Le couvre-feu des mineurs mis en œuvre pour un mois, à compter du 22 avril 2024, dans plusieurs quartiers des Abymes et de Pointe-à-Pitre, a été reconduit jusqu’au 22 juin prochain, par arrêté préfectoral. Dès l’annonce de cette mesure de lutte contre la délinquance galopante localement, le ministre de l’Intérieur, Gérald Darmanin, avait évoqué l’idée de cette reconduction ; c’était lors de sa visite officielle en Guadeloupe, mi-avril.
Une mesure que l’Etat justifie
L’état veut ainsi garantir la sécurité de la population, dans les secteurs visés, considérant que, sur le territoire de la Guadeloupe, "la délinquance est à un niveau très élevé et structurellement croissant".
Plus particulièrement, on dénombre 14 homicides du 1er janvier au 12 mai 2024 contre 9 durant la même période en 2023, soit une augmentation de 56%, 51 tentatives d’homicide du 1er janvier au 12 mai 2024 contre 38 durant la même période en 2023, soit une augmentation de 34% (...) les atteintes aux biens sont, par ailleurs, en augmentation de 19% entre ces deux périodes et les atteintes à l’intégrité physique des personnes sont en augmentation de 13%.
Extrait de l’arrêté préfectoral du 21 mai 2024
Un phénomène qui s’accentue suivant sensiblement les mêmes proportions sur la zone de responsabilité de la direction territoriale de la police nationale, où l’implication des mineurs dans la délinquance va aussi crescendo : 5% en 2022, 6% en 2023 et 10% au premier trimestre 2024. Le nombre de jeunes de moins de 18 ans auteurs de méfaits est aussi en augmentation.
La préfecture dit vouloir "contribuer à la protection des mineurs contre les dangers auxquels ils sont particulièrement exposés, qui tiennent tant au risque d’être personnellement victimes d’actes de violence, qu’à celui d’être mêlés, incités ou accoutumés à des tels actes".
Pour rappel, le couvre-feu des mineurs a fait l’objet de procédures en référé, à l’initiative du collectif Lakou LKP ; des requêtes rejetées par le tribunal administratif de la Guadeloupe et le Conseil d’Etat.
Cette mesure a aussi été contestée par la Ligue des Droits de l’Homme (LDH), en vain.
Bilan d’un mois de couvre-feu
Le directeur territorial de la police nationale a produit un rapport, le 16 mai dernier, sur l’évolution de la délinquance à Pointe-à-Pitre, sur les trois premières semaines d’application de l’arrêté, à savoir du 22 avril eu 12 mai 2024.
Il en ressort que la part des mineurs dans la délinquance s’établit à 6,8% ; un pourcentage en diminution par rapport à celui de 10% constaté durant les trois premiers mois de 2024.
À Pointe-à-Pitre, aucun fait de délinquance commis par des mineurs n’a été constaté.

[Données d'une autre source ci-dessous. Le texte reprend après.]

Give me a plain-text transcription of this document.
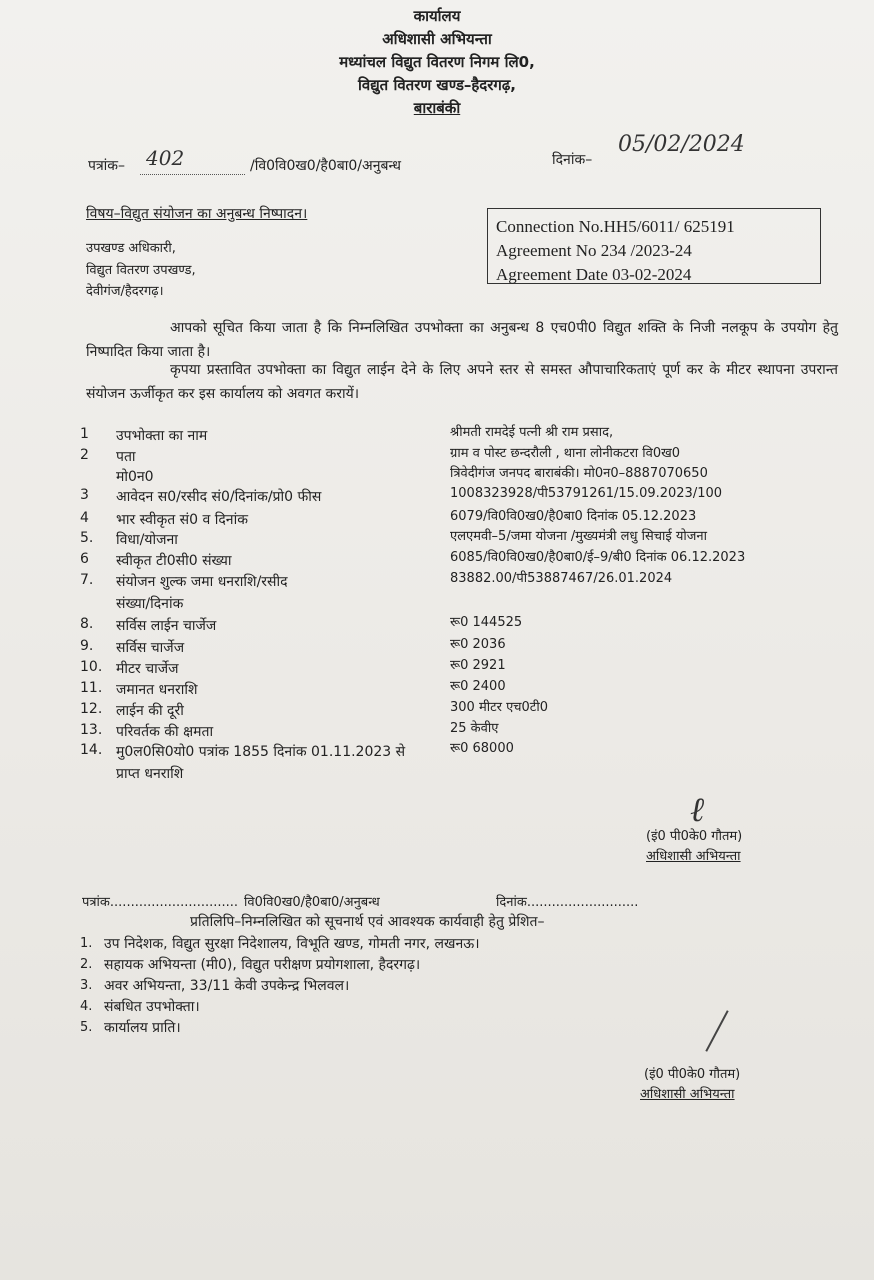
कार्यालय
अधिशासी अभियन्ता
मध्यांचल विद्युत वितरण निगम लि0,
विद्युत वितरण खण्ड–हैदरगढ़,
बाराबंकी
पत्रांक– 402	/वि0वि0ख0/है0बा0/अनुबन्ध	दिनांक–
05/02/2024
विषय–विद्युत संयोजन का अनुबन्ध निष्पादन।
उपखण्ड अधिकारी,
विद्युत वितरण उपखण्ड,
देवीगंज/हैदरगढ़।
Connection No.HH5/6011/ 625191
Agreement No 234 /2023-24
Agreement Date 03-02-2024
आपको सूचित किया जाता है कि निम्नलिखित उपभोक्ता का अनुबन्ध 8 एच0पी0 विद्युत शक्ति के निजी नलकूप के उपयोग हेतु निष्पादित किया जाता है।
कृपया प्रस्तावित उपभोक्ता का विद्युत लाईन देने के लिए अपने स्तर से समस्त औपाचारिकताएं पूर्ण कर के मीटर स्थापना उपरान्त संयोजन ऊर्जीकृत कर इस कार्यालय को अवगत करायें।
1 उपभोक्ता का नाम	श्रीमती रामदेई पत्नी श्री राम प्रसाद,
2 पता	ग्राम व पोस्ट छन्दरौली , थाना लोनीकटरा वि0ख0
मो0न0	त्रिवेदीगंज जनपद बाराबंकी। मो0न0–8887070650
3 आवेदन स0/रसीद सं0/दिनांक/प्रो0 फीस	1008323928/पी53791261/15.09.2023/100
4 भार स्वीकृत सं0 व दिनांक	6079/वि0वि0ख0/है0बा0 दिनांक 05.12.2023
5. विधा/योजना	एलएमवी–5/जमा योजना /मुख्यमंत्री लधु सिचाई योजना
6 स्वीकृत टी0सी0 संख्या	6085/वि0वि0ख0/है0बा0/ई–9/बी0 दिनांक 06.12.2023
7. संयोजन शुल्क जमा धनराशि/रसीद	83882.00/पी53887467/26.01.2024
संख्या/दिनांक
8. सर्विस लाईन चार्जेज	रू0 144525
9. सर्विस चार्जेज	रू0 2036
10. मीटर चार्जेज	रू0 2921
11. जमानत धनराशि	रू0 2400
12. लाईन की दूरी	300 मीटर एच0टी0
13. परिवर्तक की क्षमता	25 केवीए
14. मु0ल0सि0यो0 पत्रांक 1855 दिनांक 01.11.2023 से	रू0 68000
प्राप्त धनराशि
ℓ
(इं0 पी0के0 गौतम)
अधिशासी अभियन्ता
पत्रांक............................... वि0वि0ख0/है0बा0/अनुबन्ध	दिनांक...........................
प्रतिलिपि–निम्नलिखित को सूचनार्थ एवं आवश्यक कार्यवाही हेतु प्रेशित–
1. उप निदेशक, विद्युत सुरक्षा निदेशालय, विभूति खण्ड, गोमती नगर, लखनऊ।
2. सहायक अभियन्ता (मी0), विद्युत परीक्षण प्रयोगशाला, हैदरगढ़।
3. अवर अभियन्ता, 33/11 केवी उपकेन्द्र भिलवल।
4. संबधित उपभोक्ता।
5. कार्यालय प्राति।
(इं0 पी0के0 गौतम)
अधिशासी अभियन्ता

Aux Abymes, au contraire, son nombre va croissant : 10,5%, contre 9,2% entre janvier et avril 2024.
Dans les deux villes partiellement couvertes par le couvre-feu, le nombre de délinquants de moins de 18 ans a baissé, depuis le 22 avril dernier.
Sur le plan qualitatif (...), aucun fait délictuel ou criminel n’a été commis par des mineurs dans les lieux et durant les créneaux horaires visés par l’arrêté (...). Les effectifs de police font état de nuit plus calme, depuis son entrée en vigueur, confirmant l’effet positif de la mesure et son adaptation à l’objectif d’ordre public poursuivi.
Extrait de l’arrêté préfectoral du 21 mai 2024
La préfecture y voit des éléments démontrant "un effet quantifiable" de cette réponse à l’insécurité.
Adaptation de la mesure
Jusqu’ici, le quartier de Lauricisque n’était pas concerné par le couvre-feu. C’est désormais le cas, puisque l’extension du périmètre a été prévue par l’arrêté préfectoral portant "reconduction et adaptation" de celui publié le 20 avril dernier. Cela se justifie, selon la préfecture, "par le constat, par les forces de police, d’une circulation nocturne de mineurs causant des troubles à la tranquillité publique".
En revanche, le centre-ville de Pointe-à-Pitre n’est plus inclus dans la zone d’application du couvre-feu, du fait du "constat, par les forces de police, d’une présence familiale de mineurs accompagnés, ne causant aucun trouble à l’ordre public", complète la préfecture.